For his belief in Genly's mission, the Prime Minister of Karhide, Estraven, is exiled. He enters neighbouring Orgoreyn to seek shelter, Genly's path leads there too, and it is unfortunately, the wrong one for Genly. The Orgota, playing a political game of sorts, imprison him, refusing to believe that he is an emissary from another world. Estraven rescues him from the work farm and they trek for months across the frozen landscape to Karhide.

The Left Hand of Darkness is a tale of an unexpected friendship. Yes it's about politics and gender issues but it's too cloudy and sleepy a day to start on all that. You can google 'left hand of darkness' and find out a whole lot more, I'm sure, if you're so inclined. I definitely enjoyed the book, although I have to also add that Le Guin's Earthsea series is among my all-time favourite books, so perhaps I went into this book expecting to like it.
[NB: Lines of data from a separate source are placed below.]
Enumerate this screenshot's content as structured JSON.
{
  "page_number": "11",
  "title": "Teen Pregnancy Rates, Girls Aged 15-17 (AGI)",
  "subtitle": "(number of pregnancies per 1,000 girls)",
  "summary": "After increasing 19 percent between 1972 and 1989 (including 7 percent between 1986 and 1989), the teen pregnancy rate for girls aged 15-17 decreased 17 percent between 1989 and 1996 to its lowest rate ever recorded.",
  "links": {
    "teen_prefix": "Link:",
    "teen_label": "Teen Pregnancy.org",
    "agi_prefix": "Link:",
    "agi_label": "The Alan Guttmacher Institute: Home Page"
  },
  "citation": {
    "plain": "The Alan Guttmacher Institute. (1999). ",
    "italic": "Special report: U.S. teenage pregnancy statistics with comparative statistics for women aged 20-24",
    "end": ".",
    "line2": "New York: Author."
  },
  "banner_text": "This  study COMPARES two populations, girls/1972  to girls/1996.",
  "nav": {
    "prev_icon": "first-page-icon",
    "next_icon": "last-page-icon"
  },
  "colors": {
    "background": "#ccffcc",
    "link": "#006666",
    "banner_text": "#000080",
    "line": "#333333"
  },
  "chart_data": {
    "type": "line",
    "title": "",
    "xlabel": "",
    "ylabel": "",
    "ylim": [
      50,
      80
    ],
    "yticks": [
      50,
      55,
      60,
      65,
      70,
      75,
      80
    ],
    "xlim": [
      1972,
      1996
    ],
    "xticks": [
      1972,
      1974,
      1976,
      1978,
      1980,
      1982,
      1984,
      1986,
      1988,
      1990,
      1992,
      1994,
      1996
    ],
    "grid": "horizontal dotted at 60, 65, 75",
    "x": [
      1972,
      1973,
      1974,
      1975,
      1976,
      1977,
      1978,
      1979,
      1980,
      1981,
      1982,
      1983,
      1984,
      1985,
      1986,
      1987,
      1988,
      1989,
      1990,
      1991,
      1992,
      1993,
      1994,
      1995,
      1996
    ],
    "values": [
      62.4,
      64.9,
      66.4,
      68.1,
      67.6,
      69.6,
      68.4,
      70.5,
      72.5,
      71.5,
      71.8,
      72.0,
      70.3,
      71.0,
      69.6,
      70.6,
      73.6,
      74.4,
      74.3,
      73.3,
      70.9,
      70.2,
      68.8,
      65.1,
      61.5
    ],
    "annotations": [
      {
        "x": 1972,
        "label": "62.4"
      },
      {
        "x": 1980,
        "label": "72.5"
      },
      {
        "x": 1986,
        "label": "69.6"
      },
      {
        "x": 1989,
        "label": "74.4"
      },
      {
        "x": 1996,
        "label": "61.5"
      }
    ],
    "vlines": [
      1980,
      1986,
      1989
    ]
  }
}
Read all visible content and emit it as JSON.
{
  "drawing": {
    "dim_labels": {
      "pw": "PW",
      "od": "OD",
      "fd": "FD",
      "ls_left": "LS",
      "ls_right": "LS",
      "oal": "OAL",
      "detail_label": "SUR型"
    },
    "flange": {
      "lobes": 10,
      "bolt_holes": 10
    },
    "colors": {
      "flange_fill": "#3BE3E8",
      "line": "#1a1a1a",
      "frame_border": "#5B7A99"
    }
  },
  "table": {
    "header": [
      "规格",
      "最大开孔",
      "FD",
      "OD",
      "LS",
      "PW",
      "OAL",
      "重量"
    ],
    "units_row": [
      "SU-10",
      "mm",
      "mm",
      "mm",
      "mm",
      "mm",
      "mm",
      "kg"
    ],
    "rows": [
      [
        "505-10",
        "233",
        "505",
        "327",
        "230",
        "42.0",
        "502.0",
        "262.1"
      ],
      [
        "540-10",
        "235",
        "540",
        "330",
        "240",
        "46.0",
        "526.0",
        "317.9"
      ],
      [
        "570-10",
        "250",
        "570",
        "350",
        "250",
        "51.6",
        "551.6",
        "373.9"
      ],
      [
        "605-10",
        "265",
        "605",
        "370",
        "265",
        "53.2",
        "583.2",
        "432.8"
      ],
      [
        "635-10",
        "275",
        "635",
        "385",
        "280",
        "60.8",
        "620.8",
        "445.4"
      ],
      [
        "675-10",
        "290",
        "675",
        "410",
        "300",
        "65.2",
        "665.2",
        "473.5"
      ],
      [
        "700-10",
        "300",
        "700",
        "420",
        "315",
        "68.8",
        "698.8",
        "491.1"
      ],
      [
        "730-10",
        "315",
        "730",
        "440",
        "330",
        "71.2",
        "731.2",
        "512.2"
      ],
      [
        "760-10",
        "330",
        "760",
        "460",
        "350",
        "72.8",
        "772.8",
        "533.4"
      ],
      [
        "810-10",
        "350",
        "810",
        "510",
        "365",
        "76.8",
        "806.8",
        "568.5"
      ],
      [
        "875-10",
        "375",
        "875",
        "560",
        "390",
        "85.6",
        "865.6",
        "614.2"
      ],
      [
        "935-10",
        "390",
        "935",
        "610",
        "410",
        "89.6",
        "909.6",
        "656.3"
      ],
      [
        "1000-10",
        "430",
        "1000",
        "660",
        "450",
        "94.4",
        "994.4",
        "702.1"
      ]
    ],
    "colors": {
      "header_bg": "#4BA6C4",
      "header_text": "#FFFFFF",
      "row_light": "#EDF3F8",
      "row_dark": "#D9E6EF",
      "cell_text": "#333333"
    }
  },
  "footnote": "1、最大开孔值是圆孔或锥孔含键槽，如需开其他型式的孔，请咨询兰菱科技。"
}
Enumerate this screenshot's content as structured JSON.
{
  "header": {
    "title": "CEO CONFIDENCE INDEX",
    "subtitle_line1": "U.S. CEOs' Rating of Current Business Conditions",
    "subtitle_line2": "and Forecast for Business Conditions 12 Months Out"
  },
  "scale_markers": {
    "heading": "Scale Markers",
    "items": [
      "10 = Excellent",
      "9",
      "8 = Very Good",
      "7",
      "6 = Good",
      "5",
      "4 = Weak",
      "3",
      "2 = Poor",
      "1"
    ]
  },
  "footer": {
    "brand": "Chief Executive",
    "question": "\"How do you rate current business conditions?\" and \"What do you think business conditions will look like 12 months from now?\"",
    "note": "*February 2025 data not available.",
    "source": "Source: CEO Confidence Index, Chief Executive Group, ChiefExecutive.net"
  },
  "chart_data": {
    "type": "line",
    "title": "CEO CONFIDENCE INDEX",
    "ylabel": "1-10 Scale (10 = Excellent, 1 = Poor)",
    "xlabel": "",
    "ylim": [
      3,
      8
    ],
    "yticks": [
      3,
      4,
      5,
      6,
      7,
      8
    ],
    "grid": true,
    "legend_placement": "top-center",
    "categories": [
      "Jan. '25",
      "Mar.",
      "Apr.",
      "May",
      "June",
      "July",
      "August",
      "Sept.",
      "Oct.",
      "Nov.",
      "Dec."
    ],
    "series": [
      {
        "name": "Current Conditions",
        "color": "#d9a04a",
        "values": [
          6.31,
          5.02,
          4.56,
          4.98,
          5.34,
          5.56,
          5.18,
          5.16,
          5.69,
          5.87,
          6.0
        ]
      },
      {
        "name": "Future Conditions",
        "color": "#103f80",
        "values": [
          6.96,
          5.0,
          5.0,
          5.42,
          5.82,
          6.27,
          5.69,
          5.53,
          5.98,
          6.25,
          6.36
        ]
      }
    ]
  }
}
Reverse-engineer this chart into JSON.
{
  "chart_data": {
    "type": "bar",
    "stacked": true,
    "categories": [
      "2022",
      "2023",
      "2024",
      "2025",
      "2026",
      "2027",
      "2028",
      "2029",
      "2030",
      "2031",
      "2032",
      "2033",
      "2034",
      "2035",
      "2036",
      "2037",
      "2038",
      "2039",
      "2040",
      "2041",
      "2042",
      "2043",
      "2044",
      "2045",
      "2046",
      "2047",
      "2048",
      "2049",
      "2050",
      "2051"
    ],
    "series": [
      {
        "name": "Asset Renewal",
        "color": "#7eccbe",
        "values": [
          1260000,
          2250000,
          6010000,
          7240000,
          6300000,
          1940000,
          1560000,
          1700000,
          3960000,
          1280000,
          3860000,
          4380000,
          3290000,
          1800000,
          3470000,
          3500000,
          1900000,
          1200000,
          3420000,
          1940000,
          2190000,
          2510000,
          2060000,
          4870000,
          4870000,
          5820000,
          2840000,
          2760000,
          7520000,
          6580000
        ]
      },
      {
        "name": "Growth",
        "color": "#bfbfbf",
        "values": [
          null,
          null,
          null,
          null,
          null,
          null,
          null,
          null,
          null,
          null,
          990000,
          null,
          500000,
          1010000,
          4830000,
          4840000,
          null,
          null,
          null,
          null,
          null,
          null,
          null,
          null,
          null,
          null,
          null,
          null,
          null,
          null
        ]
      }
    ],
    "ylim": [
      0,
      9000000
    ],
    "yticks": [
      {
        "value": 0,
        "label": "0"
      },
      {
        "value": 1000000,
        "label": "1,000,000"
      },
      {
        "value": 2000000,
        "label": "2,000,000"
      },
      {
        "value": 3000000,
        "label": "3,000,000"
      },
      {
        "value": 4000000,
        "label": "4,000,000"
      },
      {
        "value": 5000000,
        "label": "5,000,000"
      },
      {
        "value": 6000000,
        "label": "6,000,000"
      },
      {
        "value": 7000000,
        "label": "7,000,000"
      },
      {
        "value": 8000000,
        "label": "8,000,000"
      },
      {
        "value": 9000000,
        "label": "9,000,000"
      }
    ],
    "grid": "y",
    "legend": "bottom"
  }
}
And I did. It was written from an anthropological view, an observation of the world so different from ours. I especially liked Ursula K Le Guin's introduction to the book, where she writes:

"In reading a novel, any novel, we have to know perfectly well that the whole thing is nonsense, and then, while reading, believe every word of it. Finally, when we're done with it, we may find - if it's a good novel - that we're a bit different from what we were before we read it, that we have been changed a little, as if by having met a new face, crossed a street we never crossed before. But it's very hard to say just what we learned, how we were changed."

PS: On Le Guin's website, she posts a rejection letter for her manuscript of The Left Hand of Darkness.